# YOLOv8目标检测使用范例——风机识别

In [1]:
import sys
from osgeo import gdal
from ultralytics import YOLO
import cv2
import numpy as np
import time
import random
import yaml
import json
import logging
import os
from shapely import Polygon, MultiPolygon
from tqdm import tqdm
import requests
sys.path.append('../../ultralytics/dataset_preparation')
sys.path.append('../../ultralytics/inference/utils')
import yolo_dataset_utils
import split_image_v1
import split_image_v2
import yolov8_seg_handle

logger = logging.getLogger()
logger.setLevel(logging.INFO)
IMAGE_EXTENSIONS = ('.jpg', '.jpeg', '.png', '.bmp', '.tif', '.tiff', '.gif', '.webp')


## 1.数据处理
### 下载标注数据集
#### 数据集格式如下：
风机数据
____风机1
____风机2
________标注内容
____________图片1标注.shp
____________图片2标注.shp
________图片1.tif
________图片2.tif
____风机3
...

其中，风机1、2等代表标注的点，里面的图片代表每个点的标注期

运行以下代码下载数据集

In [None]:
def download_file_from_google_drive(id, destination):
    URL = "https://docs.google.com/uc?export=download&confirm=1"

    session = requests.Session()

    response = session.get(URL, params={"id": id}, stream=True)
    token = get_confirm_token(response)

    if token:
        params = {"id": id, "confirm": token}
        response = session.get(URL, params=params, stream=True)

    save_response_content(response, destination)
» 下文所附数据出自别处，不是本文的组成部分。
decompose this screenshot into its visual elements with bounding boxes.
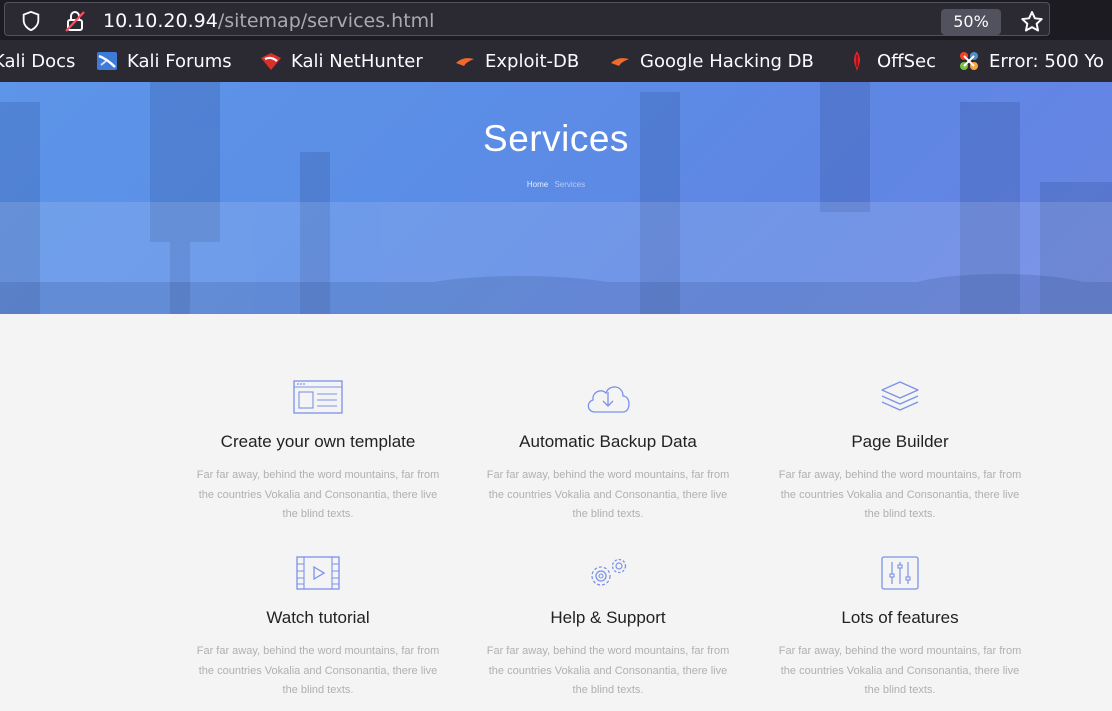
bookmark-label: Error: 500 Yo — [989, 50, 1105, 72]
bookmark-label: Exploit-DB — [485, 50, 580, 72]
lock-warning-icon[interactable] — [63, 9, 87, 33]
url-text[interactable]: 10.10.20.94/sitemap/services.html — [103, 10, 434, 32]
kali-nethunter-icon — [261, 53, 281, 70]
shield-icon[interactable] — [20, 10, 42, 32]
sliders-icon — [881, 556, 919, 590]
service-title: Watch tutorial — [266, 608, 370, 627]
bookmark-error-500[interactable]: Error: 500 Yo — [958, 40, 1104, 82]
ghdb-icon — [611, 58, 629, 66]
bookmark-kali-forums[interactable]: Kali Forums — [96, 40, 232, 82]
url-host: 10.10.20.94 — [103, 10, 218, 32]
exploit-db-icon — [456, 58, 474, 66]
service-title: Lots of features — [841, 608, 959, 627]
service-title: Automatic Backup Data — [519, 432, 697, 451]
cloud-download-icon — [587, 386, 630, 413]
page-title: Services — [483, 118, 629, 159]
service-description: Far far away, behind the word mountains,… — [196, 645, 440, 696]
bookmark-google-hacking-db[interactable]: Google Hacking DB — [609, 40, 814, 82]
bookmark-exploit-db[interactable]: Exploit-DB — [454, 40, 579, 82]
breadcrumb-current: Services — [554, 180, 586, 189]
bookmark-offsec[interactable]: OffSec — [846, 40, 936, 82]
service-description: Far far away, behind the word mountains,… — [778, 645, 1022, 696]
bookmark-label: Kali Forums — [127, 50, 232, 72]
star-icon[interactable] — [1019, 9, 1045, 35]
hero-banner: Services Home Services — [0, 82, 1112, 314]
template-icon — [293, 380, 343, 414]
service-title: Page Builder — [851, 432, 949, 451]
service-title: Help & Support — [550, 608, 666, 627]
gears-icon — [591, 558, 627, 586]
offsec-icon — [853, 51, 861, 71]
bookmark-label: Google Hacking DB — [640, 50, 814, 72]
service-description: Far far away, behind the word mountains,… — [486, 469, 730, 520]
url-path: /sitemap/services.html — [217, 10, 435, 32]
address-bar[interactable]: 10.10.20.94/sitemap/services.html 50% — [4, 2, 1050, 36]
breadcrumb-home-link[interactable]: Home — [527, 180, 548, 189]
bookmark-kali-docs[interactable]: Kali Docs — [0, 40, 75, 82]
city-background-image — [0, 82, 1112, 314]
service-description: Far far away, behind the word mountains,… — [778, 469, 1022, 520]
zoom-indicator[interactable]: 50% — [941, 9, 1001, 35]
service-description: Far far away, behind the word mountains,… — [486, 645, 730, 696]
breadcrumb: Home Services — [0, 180, 1112, 189]
browser-toolbar: 10.10.20.94/sitemap/services.html 50% — [0, 0, 1112, 40]
bookmark-label: Kali Docs — [0, 50, 76, 72]
joomla-icon — [960, 52, 978, 70]
kali-forums-icon — [97, 52, 117, 70]
bookmark-kali-nethunter[interactable]: Kali NetHunter — [260, 40, 423, 82]
bookmark-label: Kali NetHunter — [291, 50, 423, 72]
breadcrumb-separator — [550, 180, 552, 189]
bookmarks-toolbar: Kali Docs Kali Forums Kali NetHunter Exp… — [0, 40, 1112, 82]
service-description: Far far away, behind the word mountains,… — [196, 469, 440, 520]
bookmark-label: OffSec — [877, 50, 936, 72]
video-play-icon — [296, 556, 340, 590]
layers-icon — [881, 381, 919, 411]
service-title: Create your own template — [220, 432, 416, 451]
def get_confirm_token(response):
    for key, value in response.cookies.items():
        if key.startswith("download_warning"):
            return value

    return None


def save_response_content(response, destination):
    CHUNK_SIZE = 32768

    with open(destination, "wb") as f:
        for chunk in response.iter_content(CHUNK_SIZE):
            if chunk:  # filter out keep-alive new chunks
                f.write(chunk)

import zipfile
import os

zip_path = "wind_turbine.zip"
extract_path = "./wind_turbine/风机数据"

with zipfile.ZipFile(zip_path, 'r') as zip_ref:
    for file_info in zip_ref.infolist():
        file_name = file_info.filename

        # Attempt to decode the file name
        try:
            file_name = file_name.encode('cp437').decode('gbk')  # Adjust the encoding as needed
        except:
            file_name = file_name.encode('cp437').decode('utf-8', 'ignore')  # Fallback to UTF-8

        extracted_path = os.path.join(extract_path, file_name)
        
        # Create directory structure
        if file_info.is_dir():
            os.makedirs(extracted_path, exist_ok=True)
        else:
            os.makedirs(os.path.dirname(extracted_path), exist_ok=True)
            
            # Extract and write the file
            with open(extracted_path, 'wb') as f:
                f.write(zip_ref.read(file_info.filename))



运行这个脚本，将数据集转化为yolo格式的训练集

In [None]:
data_path = 'wind_turbine'
# 先将标注转成geojson
yolo_dataset_utils.batch_convert_shapely(data_path)
# 而后按照类别生成yolo格式标注
yolo_dataset_utils.wind_turbine_geojson_classify(data_path)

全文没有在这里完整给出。